“好!果决灵活,忠勇可嘉,陈将军、赵将军,我给你们记功。可惜赵丁将军为了救我…”
说到这里,苏全忠扭头看了郑伦一眼,沉声道:“郑伦图谋不轨,涉及作乱,给我拿下。”
“遵命!”
陈光浓眉一挑,厉声喊道:
“来人,把这些作乱的贼子绑了。”
苏全忠认为自己治军一向从严,部队的条理比较清楚,今天的事情和这位来自中州郑伦将军有些干系。
帐内亲卫应声而动,郑伦不敢反抗,只能乖乖的被绑着押出帐外,嘴里被塞上了木塞,十余名亲卫提刀站在他们身后。
此时帐外,尚天恒手执长剑,轻蔑的看着对面的对手。
适才这一波抢攻,自己刺伤了五个?六个?他们应该活不了太久。
这年头没有急救技术,这种桡动脉、肱动脉和股动脉的伤口,大出血是止不住的,自己的力道和准头就是那么精确。
和尚天恒那种睥睨天下的神情不同,金正阳、郑冰的神情十分紧张。
金正阳、郑冰手中各抓着一柄夺过来的军刀,站在他的两翼,他们身后倒着几名或死或伤的军士。
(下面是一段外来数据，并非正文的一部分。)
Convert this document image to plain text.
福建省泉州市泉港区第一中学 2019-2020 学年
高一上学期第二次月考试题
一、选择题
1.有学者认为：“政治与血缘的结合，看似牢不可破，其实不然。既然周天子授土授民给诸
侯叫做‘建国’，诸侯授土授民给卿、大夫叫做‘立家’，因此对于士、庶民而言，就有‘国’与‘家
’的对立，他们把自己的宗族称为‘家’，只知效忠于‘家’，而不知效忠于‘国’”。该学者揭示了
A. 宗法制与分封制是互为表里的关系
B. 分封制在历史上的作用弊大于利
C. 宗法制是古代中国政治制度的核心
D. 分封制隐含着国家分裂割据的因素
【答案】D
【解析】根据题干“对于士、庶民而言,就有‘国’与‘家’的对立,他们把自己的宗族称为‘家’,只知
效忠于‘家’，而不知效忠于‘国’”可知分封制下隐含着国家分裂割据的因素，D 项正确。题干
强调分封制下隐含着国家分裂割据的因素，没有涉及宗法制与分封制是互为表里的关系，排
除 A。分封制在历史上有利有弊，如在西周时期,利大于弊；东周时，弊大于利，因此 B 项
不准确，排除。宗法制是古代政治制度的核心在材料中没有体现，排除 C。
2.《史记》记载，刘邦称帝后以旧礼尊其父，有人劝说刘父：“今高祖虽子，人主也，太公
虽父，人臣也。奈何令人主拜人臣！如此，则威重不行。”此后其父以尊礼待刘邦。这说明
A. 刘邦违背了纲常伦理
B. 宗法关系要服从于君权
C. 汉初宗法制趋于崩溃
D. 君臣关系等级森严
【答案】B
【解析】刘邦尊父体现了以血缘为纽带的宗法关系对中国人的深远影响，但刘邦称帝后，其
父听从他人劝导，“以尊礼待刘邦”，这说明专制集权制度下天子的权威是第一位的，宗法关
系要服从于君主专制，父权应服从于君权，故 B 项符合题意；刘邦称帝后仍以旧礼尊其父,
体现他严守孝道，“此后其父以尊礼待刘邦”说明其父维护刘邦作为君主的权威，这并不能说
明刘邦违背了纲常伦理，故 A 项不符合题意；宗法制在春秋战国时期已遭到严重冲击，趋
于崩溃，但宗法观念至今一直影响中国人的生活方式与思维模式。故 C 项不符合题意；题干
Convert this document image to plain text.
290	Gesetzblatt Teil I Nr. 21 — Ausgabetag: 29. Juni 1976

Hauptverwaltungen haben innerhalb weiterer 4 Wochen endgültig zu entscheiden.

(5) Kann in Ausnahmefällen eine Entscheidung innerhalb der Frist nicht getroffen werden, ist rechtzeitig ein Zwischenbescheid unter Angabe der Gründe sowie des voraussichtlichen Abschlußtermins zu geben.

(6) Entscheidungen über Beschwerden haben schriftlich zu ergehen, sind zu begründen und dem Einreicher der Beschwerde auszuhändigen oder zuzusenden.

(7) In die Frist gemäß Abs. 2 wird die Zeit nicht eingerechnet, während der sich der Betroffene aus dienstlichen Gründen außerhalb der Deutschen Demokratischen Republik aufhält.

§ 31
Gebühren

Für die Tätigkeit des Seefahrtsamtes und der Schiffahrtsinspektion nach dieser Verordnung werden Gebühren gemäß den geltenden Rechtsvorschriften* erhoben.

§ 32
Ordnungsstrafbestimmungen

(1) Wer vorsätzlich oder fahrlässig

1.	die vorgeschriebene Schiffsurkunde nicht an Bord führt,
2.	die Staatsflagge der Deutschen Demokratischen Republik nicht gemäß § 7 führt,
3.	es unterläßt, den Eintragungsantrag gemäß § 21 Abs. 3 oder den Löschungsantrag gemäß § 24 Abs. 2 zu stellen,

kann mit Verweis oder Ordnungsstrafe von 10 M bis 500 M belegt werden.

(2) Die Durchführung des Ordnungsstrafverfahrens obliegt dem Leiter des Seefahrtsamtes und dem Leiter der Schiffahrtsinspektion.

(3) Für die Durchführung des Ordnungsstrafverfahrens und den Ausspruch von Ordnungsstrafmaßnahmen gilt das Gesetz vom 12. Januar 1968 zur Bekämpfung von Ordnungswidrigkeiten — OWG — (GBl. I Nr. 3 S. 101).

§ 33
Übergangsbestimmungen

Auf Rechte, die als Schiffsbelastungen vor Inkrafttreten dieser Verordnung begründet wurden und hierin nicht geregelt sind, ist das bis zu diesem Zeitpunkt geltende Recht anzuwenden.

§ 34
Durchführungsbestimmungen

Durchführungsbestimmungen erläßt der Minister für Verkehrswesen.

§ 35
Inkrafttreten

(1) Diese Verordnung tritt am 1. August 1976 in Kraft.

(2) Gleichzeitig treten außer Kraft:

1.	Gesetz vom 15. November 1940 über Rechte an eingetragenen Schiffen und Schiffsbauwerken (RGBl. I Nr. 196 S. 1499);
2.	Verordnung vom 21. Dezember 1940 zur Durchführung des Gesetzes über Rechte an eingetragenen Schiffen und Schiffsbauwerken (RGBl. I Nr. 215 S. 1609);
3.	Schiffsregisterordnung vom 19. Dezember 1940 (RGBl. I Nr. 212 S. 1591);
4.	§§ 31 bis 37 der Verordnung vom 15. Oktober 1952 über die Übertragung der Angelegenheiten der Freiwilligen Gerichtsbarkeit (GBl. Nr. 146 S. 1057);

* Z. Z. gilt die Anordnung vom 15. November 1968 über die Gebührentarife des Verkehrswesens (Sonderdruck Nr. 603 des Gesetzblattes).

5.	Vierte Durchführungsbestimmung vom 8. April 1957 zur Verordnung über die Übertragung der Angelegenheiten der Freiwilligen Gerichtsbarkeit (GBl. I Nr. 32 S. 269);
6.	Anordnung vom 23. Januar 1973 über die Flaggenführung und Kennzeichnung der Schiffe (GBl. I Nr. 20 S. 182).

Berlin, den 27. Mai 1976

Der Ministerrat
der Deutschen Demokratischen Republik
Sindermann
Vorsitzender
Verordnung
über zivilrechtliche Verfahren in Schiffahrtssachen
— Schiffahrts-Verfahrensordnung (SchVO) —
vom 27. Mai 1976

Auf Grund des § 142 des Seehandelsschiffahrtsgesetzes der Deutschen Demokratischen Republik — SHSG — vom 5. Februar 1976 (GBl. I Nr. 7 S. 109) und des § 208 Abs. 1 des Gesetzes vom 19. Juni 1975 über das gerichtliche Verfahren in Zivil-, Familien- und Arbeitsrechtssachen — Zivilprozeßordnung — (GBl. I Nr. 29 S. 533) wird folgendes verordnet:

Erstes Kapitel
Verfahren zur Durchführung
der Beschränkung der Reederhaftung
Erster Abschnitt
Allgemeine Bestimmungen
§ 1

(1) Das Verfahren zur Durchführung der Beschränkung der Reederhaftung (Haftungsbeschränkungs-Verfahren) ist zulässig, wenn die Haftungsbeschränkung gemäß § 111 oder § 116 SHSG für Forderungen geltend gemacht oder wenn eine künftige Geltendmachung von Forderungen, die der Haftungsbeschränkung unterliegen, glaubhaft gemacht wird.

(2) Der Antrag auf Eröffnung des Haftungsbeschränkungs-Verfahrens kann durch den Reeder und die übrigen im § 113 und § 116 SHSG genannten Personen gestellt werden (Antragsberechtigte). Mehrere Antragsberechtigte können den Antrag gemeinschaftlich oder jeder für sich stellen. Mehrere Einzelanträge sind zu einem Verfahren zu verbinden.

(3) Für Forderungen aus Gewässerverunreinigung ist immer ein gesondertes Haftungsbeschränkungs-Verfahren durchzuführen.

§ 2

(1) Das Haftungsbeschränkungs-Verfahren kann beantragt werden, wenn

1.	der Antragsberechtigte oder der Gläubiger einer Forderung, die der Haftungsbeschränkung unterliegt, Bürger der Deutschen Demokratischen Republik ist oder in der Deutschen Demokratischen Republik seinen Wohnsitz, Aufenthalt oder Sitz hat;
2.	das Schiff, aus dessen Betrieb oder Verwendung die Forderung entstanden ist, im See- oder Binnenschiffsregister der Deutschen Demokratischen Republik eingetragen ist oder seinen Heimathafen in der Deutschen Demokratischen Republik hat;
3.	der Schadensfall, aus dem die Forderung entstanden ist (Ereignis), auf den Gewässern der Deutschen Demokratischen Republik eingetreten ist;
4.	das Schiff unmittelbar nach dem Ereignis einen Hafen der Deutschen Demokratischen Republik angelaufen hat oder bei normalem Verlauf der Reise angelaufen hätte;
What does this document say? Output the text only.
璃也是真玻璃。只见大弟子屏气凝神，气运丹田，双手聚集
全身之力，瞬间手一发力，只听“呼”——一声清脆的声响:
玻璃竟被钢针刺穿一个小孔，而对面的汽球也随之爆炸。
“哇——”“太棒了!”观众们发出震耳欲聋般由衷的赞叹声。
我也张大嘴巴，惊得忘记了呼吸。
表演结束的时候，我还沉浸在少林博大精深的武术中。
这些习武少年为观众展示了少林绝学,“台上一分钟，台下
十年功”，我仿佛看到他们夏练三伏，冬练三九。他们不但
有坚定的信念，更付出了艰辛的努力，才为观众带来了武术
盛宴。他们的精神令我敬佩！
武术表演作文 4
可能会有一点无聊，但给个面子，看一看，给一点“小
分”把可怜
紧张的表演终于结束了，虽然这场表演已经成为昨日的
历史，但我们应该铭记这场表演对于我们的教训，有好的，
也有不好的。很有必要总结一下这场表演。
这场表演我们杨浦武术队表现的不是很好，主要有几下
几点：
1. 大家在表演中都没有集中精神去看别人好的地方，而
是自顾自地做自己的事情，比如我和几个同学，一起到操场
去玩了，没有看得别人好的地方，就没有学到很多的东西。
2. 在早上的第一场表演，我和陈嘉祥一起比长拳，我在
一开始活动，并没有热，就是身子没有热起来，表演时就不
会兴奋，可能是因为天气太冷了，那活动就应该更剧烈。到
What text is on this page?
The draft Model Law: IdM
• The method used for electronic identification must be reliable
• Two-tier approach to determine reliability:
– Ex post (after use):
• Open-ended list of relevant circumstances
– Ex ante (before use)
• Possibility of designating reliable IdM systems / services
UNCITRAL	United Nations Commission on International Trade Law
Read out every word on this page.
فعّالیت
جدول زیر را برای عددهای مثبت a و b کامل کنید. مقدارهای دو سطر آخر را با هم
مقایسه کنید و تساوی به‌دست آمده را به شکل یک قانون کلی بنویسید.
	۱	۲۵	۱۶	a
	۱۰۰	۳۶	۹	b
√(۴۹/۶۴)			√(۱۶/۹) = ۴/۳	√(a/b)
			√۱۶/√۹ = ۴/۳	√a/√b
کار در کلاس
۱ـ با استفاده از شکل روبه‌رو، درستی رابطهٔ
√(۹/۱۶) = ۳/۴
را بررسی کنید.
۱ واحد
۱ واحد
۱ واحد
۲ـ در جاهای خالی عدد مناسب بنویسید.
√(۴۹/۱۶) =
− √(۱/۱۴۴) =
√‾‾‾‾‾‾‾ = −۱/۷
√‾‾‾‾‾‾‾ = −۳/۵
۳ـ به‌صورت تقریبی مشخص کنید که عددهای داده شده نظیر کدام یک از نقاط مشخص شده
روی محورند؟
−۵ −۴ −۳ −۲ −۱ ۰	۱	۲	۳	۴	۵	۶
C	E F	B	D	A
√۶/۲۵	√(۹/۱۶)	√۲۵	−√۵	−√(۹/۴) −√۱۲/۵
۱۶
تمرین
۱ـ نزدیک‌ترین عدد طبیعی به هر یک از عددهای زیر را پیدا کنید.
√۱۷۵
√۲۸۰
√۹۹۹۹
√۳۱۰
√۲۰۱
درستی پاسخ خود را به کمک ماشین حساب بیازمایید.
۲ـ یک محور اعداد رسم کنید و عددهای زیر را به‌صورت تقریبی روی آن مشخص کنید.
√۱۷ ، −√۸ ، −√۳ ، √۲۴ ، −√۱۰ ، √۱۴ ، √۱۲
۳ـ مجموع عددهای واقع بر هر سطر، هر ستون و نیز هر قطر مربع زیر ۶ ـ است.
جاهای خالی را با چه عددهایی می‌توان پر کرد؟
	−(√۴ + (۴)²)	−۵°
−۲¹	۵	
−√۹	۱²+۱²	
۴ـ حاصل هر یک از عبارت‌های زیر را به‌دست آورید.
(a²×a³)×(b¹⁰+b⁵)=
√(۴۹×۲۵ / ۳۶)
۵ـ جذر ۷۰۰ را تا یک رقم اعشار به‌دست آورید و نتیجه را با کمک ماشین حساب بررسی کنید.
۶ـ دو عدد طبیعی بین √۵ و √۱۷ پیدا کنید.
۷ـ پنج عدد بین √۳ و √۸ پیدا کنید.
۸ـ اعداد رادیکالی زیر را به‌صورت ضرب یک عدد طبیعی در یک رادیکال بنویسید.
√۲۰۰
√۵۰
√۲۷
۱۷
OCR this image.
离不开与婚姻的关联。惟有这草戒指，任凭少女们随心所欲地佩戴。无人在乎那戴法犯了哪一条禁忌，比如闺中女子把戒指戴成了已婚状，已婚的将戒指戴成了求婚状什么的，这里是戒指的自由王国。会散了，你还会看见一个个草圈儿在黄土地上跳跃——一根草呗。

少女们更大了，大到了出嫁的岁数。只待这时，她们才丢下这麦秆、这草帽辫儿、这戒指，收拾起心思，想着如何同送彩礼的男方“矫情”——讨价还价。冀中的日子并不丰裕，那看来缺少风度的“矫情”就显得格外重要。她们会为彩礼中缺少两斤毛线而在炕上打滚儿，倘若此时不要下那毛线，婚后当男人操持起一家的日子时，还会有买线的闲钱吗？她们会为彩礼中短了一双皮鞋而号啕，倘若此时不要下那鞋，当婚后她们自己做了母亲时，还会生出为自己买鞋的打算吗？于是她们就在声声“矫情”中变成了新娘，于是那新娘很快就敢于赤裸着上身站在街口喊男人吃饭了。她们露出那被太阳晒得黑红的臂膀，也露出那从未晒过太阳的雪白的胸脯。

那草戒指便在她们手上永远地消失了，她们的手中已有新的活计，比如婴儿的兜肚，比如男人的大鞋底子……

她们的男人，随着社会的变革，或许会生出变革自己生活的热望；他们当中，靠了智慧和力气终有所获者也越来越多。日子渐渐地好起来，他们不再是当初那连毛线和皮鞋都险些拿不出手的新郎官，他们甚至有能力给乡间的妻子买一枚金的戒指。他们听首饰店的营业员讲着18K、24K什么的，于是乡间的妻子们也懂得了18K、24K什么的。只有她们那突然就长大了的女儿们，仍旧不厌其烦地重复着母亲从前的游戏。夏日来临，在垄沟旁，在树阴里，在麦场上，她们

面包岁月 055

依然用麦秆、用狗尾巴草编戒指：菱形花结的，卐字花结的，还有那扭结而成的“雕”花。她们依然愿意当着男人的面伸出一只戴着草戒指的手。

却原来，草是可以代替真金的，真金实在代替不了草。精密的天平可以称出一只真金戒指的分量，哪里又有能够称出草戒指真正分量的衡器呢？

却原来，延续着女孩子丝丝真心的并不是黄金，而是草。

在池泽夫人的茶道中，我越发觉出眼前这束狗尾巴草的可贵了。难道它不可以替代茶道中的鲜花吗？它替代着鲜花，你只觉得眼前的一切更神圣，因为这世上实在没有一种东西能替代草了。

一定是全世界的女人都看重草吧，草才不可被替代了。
三个人面前是手持刀枪的数十名飞狼军军士,地上有几支削断了的枪尖刀刃。
这会儿尚天恒已经在脑海里缕清事情缘由,无非是长幼夺位,兄弟阋墙。
看来少将军的耐心已经耗尽了,早有对大公子动武的计划。
今天碰巧有郑伦来飞狼军大营传令的机会,随即以提拔自己二人为明路,将早有准备的刺客混入郑伦的队伍,名正言顺的进入了飞狼军军营,和原来潜入的内应一道突然发动。